In ogni modo, la vicenda della realizzazione di A sangue freddo scatenò un lungo dibattito di carattere etico, nel quale non mancò chi stigmatizzasse il presunto voyerismo dello scrittore e il suo coinvolgimento (soprattutto epistolare) nella vicenda umana dei due condannati. Tanto più che la pubblicazione del libro tratto dalla vicenda si accompagnò al gigantesco party del 28 novembre, al Plaza Hotel di New York, il Black and White Ball, dedicato a Katherine Graham, editrice del Washington Post, con 500 invitati del bel mondo la cui lista, compilata dall'organizzatore con una devozione pari almeno a quella dedicata alle opere letterarie (e che comprendeva anche Plimpton, oltre a Frank Sinatra, Mia Farrow, Greta Garbo, la principessa Lee Radizwell, Norman Mailer, Lauren Bacall e moltissimi altri/e), venne pubblicata sul New York Times. "Il ballo fu uno dei suoi capolavori – riferisce Leo Lerman, suo amico e giornalista di Vogue e Vanity Fair – Un’opera equivalente ai suoi racconti più belli".

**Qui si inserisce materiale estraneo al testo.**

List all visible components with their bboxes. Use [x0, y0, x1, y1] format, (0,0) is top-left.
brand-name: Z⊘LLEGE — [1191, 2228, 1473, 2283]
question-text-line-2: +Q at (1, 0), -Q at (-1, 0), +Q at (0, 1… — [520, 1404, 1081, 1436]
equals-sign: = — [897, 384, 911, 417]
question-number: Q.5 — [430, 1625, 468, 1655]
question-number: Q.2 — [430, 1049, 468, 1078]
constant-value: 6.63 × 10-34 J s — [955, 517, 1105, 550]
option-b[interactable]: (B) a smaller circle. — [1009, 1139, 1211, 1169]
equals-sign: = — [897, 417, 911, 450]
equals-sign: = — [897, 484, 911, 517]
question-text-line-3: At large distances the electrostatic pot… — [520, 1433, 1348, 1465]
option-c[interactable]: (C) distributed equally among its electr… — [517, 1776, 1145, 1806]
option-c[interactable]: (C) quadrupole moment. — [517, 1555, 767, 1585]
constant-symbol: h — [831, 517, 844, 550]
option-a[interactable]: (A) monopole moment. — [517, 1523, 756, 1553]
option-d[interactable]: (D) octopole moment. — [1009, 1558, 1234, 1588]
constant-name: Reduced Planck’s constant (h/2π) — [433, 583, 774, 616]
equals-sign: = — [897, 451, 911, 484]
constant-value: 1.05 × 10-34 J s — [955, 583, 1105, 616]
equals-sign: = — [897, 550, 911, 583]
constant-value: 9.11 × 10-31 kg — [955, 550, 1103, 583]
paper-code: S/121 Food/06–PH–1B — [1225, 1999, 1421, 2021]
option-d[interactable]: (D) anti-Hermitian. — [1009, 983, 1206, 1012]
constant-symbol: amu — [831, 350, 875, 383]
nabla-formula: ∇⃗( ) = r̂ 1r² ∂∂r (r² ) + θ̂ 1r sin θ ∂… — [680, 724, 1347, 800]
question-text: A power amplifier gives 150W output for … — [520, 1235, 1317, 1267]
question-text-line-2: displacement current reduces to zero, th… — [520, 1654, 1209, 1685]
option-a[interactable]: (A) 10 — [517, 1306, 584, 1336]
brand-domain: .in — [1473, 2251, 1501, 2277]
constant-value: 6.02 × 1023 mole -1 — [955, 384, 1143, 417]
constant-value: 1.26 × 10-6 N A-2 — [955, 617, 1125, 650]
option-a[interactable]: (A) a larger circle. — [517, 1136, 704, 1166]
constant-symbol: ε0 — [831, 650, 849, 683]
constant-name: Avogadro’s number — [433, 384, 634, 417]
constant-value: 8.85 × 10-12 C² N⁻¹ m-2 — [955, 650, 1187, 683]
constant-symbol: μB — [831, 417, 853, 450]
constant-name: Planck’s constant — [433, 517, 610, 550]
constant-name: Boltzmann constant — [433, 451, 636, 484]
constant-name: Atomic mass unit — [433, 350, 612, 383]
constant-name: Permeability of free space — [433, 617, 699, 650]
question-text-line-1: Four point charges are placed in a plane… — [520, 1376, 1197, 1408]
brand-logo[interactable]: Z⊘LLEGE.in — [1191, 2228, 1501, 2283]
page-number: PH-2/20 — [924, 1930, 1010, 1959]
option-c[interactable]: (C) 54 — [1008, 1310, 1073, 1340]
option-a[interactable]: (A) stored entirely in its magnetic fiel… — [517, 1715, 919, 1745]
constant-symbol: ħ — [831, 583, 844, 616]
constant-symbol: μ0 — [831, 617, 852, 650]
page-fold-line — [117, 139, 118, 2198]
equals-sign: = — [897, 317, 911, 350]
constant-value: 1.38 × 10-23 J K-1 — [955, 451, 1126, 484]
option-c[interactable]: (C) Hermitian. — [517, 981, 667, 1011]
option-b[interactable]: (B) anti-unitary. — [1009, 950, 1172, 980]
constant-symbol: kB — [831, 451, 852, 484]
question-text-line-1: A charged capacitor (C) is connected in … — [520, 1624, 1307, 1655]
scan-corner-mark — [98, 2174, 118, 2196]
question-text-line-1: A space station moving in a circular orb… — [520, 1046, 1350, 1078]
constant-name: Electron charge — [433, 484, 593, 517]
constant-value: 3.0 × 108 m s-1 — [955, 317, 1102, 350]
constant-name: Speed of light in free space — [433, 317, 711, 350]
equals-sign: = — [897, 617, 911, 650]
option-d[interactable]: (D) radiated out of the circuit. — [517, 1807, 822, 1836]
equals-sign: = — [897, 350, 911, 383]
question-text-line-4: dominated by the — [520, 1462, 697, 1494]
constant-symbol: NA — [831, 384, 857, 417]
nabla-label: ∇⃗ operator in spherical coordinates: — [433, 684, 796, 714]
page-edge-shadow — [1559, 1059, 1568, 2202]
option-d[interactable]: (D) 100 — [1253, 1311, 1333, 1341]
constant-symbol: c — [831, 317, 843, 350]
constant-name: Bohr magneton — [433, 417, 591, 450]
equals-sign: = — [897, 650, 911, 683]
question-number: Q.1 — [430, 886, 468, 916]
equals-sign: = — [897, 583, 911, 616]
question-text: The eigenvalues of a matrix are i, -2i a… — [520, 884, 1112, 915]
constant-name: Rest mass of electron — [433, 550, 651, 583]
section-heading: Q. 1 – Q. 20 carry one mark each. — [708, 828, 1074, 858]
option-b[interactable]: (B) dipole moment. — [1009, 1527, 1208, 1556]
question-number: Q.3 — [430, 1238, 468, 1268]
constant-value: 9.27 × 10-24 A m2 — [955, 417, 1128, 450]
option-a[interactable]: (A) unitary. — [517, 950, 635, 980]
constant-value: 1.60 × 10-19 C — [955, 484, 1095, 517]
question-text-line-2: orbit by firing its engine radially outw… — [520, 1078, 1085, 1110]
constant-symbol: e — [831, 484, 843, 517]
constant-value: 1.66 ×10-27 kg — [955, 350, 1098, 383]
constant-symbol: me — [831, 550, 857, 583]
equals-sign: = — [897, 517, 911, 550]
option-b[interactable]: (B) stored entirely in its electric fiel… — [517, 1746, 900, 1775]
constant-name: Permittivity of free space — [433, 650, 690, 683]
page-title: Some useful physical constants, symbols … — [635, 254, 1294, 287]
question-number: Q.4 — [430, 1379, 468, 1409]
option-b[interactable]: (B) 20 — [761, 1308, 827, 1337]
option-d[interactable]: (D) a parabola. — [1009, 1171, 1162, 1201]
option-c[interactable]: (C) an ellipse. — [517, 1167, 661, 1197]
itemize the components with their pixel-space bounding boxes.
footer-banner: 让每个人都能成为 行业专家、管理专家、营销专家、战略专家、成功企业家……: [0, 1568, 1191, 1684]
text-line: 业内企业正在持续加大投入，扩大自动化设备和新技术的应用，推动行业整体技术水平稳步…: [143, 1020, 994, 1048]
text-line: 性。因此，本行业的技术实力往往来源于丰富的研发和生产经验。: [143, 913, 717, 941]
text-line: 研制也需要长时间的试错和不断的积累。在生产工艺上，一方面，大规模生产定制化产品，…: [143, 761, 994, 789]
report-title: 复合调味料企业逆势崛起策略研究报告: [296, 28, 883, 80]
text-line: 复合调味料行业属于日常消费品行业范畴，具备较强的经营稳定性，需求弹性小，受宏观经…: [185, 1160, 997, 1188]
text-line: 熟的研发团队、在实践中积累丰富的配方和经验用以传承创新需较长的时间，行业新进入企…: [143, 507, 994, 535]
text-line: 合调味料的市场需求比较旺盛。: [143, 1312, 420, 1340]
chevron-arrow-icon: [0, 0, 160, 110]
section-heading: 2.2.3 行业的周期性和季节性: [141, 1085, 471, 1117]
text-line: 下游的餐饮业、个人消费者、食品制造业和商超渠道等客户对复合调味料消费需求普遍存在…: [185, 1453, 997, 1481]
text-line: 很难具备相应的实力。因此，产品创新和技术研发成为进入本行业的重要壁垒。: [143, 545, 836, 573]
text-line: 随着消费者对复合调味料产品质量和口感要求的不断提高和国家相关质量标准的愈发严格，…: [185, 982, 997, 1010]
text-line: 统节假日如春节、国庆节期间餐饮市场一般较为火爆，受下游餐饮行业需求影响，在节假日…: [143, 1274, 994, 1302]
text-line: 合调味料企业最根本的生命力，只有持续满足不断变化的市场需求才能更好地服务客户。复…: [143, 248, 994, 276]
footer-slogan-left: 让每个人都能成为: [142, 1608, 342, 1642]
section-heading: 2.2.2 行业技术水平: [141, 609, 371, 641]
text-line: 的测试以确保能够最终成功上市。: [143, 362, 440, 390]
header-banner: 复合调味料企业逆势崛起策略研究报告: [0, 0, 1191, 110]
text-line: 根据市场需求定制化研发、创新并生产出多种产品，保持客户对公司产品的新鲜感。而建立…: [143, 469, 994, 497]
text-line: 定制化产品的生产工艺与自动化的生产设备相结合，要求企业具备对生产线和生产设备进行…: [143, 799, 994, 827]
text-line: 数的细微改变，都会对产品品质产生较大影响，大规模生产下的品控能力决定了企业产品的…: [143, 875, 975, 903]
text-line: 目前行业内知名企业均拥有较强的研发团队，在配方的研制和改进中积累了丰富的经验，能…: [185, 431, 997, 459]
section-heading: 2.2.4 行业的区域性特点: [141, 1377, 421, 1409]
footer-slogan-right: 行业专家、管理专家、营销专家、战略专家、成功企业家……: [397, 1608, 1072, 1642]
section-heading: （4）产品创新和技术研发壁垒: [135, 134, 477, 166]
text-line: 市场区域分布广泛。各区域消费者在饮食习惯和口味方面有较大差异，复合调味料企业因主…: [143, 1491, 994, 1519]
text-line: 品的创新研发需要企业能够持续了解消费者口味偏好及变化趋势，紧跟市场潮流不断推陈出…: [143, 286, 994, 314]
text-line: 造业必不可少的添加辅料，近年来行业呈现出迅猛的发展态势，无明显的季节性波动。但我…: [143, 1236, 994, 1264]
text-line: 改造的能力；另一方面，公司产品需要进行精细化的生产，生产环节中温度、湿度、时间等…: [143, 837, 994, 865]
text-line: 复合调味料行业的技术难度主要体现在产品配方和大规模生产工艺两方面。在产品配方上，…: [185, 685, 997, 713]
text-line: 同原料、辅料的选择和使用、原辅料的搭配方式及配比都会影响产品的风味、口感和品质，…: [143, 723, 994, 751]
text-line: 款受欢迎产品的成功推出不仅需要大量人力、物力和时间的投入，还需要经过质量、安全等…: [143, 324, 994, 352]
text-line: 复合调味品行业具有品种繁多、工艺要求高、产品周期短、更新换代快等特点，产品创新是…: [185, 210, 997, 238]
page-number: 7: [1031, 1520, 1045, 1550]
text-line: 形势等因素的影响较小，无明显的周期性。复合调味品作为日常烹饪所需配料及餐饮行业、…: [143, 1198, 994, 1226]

Sarà. Ma oltre ad avere pestato i piedi alle celebrità rimaste fuori dall'elenco, Capote si attirò anche nuove critiche: Pete Hamill, secondo alcuni l'inventore del termine new journalism (che accomuna anche Capote e Plimpton) rimase così scandalizzato dall’evento che scrisse un articolo di fondo sul New York Post in cui la cronaca del party si alternava all’elenco dei soldati morti in Vietnam. E nel 1972, quando lo scrittore seguì un tour dei Rolling Stones negli USA, Mick Jagger ebbe parole sprezzanti nei suoi confronti.
Truman Capote continuò comunque a navigare nella corrente della mondanità, per tutti gli anni '70 e i primi anni '80, animando la vita notturna newyorchese, che ruotava attorno a club come lo Studio 54, fino alla sua morte, non a New York ma a Los Angeles. Di quando in quando la sua penna continuava a graffiare, ma meno che in passato. Sopravvennero i problemi personali, l'abuso di alcol e droghe, l'epilessia. L'abbandono degli amici che in precedenza lo avevano corteggiato.
Andy Warhol non andò al suo funerale. Ma, si sa, Warhol non andava mai ai funerali. Preferiva pensare che gli amici scomparsi fossero partiti per una memorabile shopping-session da Bloomingdales.
George Plimpton, Truman Capote, Garzanti, 2014 (trad. Alba Bariffi).
Edizione originale: Truman Capote: In which Various Friends, Enemies, Acquaintances and Detractors Recall His Turbulent Career, Picador, 1998.